On this day in 1796, the capital of Upper Canada was moved from Newark to York which is now Toronto. Newark, by the way is now what is known as Niagara-on-the-lake, not the New Jersey Newark. Interesting, isn’t it that so many places back then were eager to call themselves Newark? Like it was a great name or something.
On this day in 1840, the Baltimore College of Dental Surgery opened, making it the first college of dental surgery incorporated in America. Remember, though, it was 1840, so the dental surgeon’s question was “Okay, Mr. Smith, we can give you a whole new set of teeth. Would you prefer cedar or alder?”
On this day in 1918, Russia became one of the last countries to change over when they adopted the Gregorian Calendar, and, just like that, it suddenly became February 14th, leaving everyone who had a birthday between February 2nd and 13th really, really pissed off. This was where the old Russian expression became famous, “Where did the time go?”
On this day in 1920, the Royal Canadian Mounted Police officially came into being. Actually, they’d been around since the 1870s, but they had been called the Royal North-West Mounted Police. They also changed their motto.
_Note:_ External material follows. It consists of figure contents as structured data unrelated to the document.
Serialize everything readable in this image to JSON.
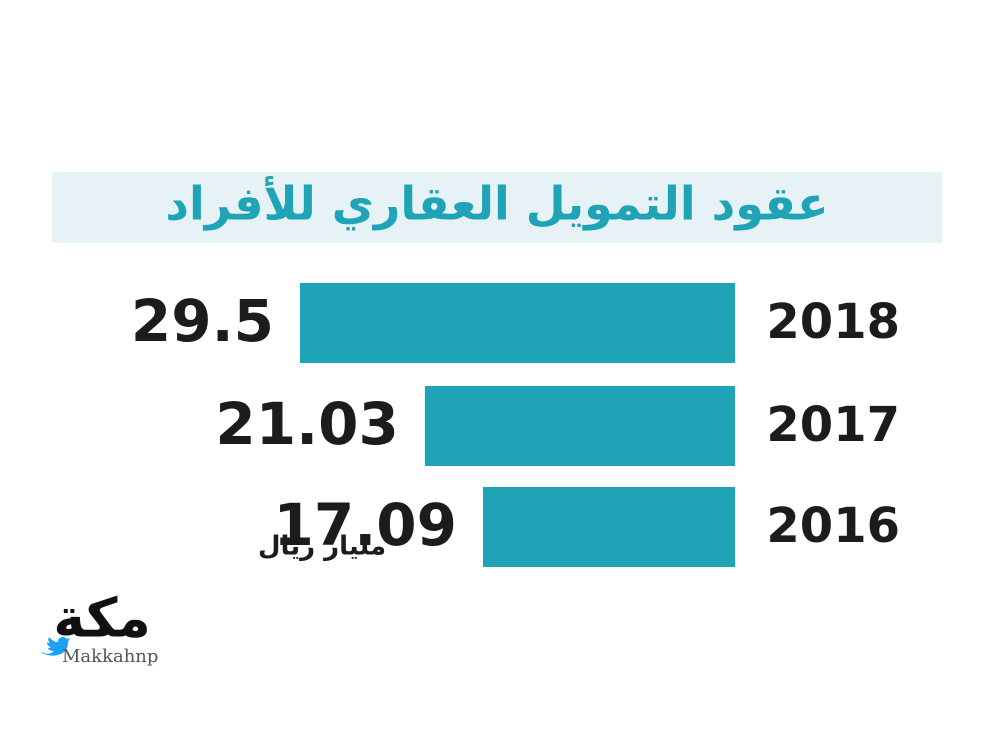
{
  "chart_data": {
    "type": "bar",
    "orientation": "horizontal",
    "title": "عقود التمويل العقاري للأفراد",
    "categories": [
      "2018",
      "2017",
      "2016"
    ],
    "values": [
      29.5,
      21.03,
      17.09
    ],
    "color": "#1fa3b7",
    "unit_label": "مليار ريال",
    "source": {
      "logo": "مكة",
      "handle": "Makkahnp"
    }
  }
}
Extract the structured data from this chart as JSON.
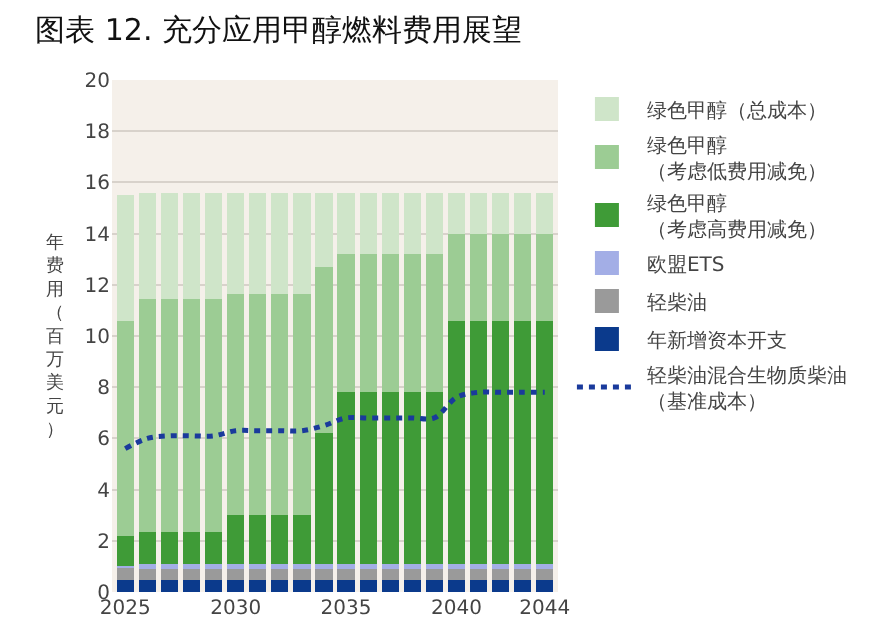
{
  "chart_data": {
    "type": "bar",
    "title": "图表 12. 充分应用甲醇燃料费用展望",
    "ylabel": "年费用（百万美元）",
    "stacked": true,
    "x": [
      2025,
      2026,
      2027,
      2028,
      2029,
      2030,
      2031,
      2032,
      2033,
      2034,
      2035,
      2036,
      2037,
      2038,
      2039,
      2040,
      2041,
      2042,
      2043,
      2044
    ],
    "xlim": [
      2024.4,
      2044.6
    ],
    "xticks": [
      2025,
      2030,
      2035,
      2040,
      2044
    ],
    "ylim": [
      0,
      20
    ],
    "yticks": [
      0,
      2,
      4,
      6,
      8,
      10,
      12,
      14,
      16,
      18,
      20
    ],
    "grid": "y",
    "legend": "right",
    "series": [
      {
        "name": "年新增资本开支",
        "color": "#0b3a8c",
        "values": [
          0.45,
          0.45,
          0.45,
          0.45,
          0.45,
          0.45,
          0.45,
          0.45,
          0.45,
          0.45,
          0.45,
          0.45,
          0.45,
          0.45,
          0.45,
          0.45,
          0.45,
          0.45,
          0.45,
          0.45
        ]
      },
      {
        "name": "轻柴油",
        "color": "#9a9a9a",
        "values": [
          0.5,
          0.45,
          0.45,
          0.45,
          0.45,
          0.45,
          0.45,
          0.45,
          0.45,
          0.45,
          0.45,
          0.45,
          0.45,
          0.45,
          0.45,
          0.45,
          0.45,
          0.45,
          0.45,
          0.45
        ]
      },
      {
        "name": "欧盟ETS",
        "color": "#a3aee6",
        "values": [
          0.05,
          0.2,
          0.2,
          0.2,
          0.2,
          0.2,
          0.2,
          0.2,
          0.2,
          0.2,
          0.2,
          0.2,
          0.2,
          0.2,
          0.2,
          0.2,
          0.2,
          0.2,
          0.2,
          0.2
        ]
      },
      {
        "name": "绿色甲醇（考虑高费用减免）",
        "color": "#3f9b37",
        "values": [
          1.2,
          1.25,
          1.25,
          1.25,
          1.25,
          1.9,
          1.9,
          1.9,
          1.9,
          5.1,
          6.7,
          6.7,
          6.7,
          6.7,
          6.7,
          9.5,
          9.5,
          9.5,
          9.5,
          9.5
        ]
      },
      {
        "name": "绿色甲醇（考虑低费用减免）",
        "color": "#9ccc94",
        "values": [
          8.4,
          9.1,
          9.1,
          9.1,
          9.1,
          8.65,
          8.65,
          8.65,
          8.65,
          6.5,
          5.4,
          5.4,
          5.4,
          5.4,
          5.4,
          3.4,
          3.4,
          3.4,
          3.4,
          3.4
        ]
      },
      {
        "name": "绿色甲醇（总成本）",
        "color": "#cfe5c9",
        "values": [
          4.9,
          4.15,
          4.15,
          4.15,
          4.15,
          3.95,
          3.95,
          3.95,
          3.95,
          2.9,
          2.4,
          2.4,
          2.4,
          2.4,
          2.4,
          1.6,
          1.6,
          1.6,
          1.6,
          1.6
        ]
      },
      {
        "name": "轻柴油混合生物质柴油（基准成本）",
        "type": "line",
        "color": "#1a3a9c",
        "line_style": "dotted",
        "values": [
          5.6,
          6.0,
          6.1,
          6.1,
          6.1,
          6.3,
          6.3,
          6.3,
          6.3,
          6.5,
          6.8,
          6.8,
          6.8,
          6.8,
          6.8,
          7.6,
          7.8,
          7.8,
          7.8,
          7.8
        ]
      }
    ]
  }
}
The new motto became, “The Mounties always get their man.” The old motto was “The Mounties always got to Manitoba”.
On this day in 1951, the first telecast of a Nevada atomic explosion was shown. Viewers loved it. A man in Nevada wrote, “I was blown away!”
If your birthday is February 1st, you share it with actor Clark Gable who was born on this day in 1901. “Gone with the Wind” is one of the greatest movies of all time, but, thanks to Clark Gable, it was a great day for cussers everywhere, because of Clark’s line, “Frankly, my dear, I don’t give a damn!” These days, “Gone with the Wind” is rated ‘G’ for family viewing.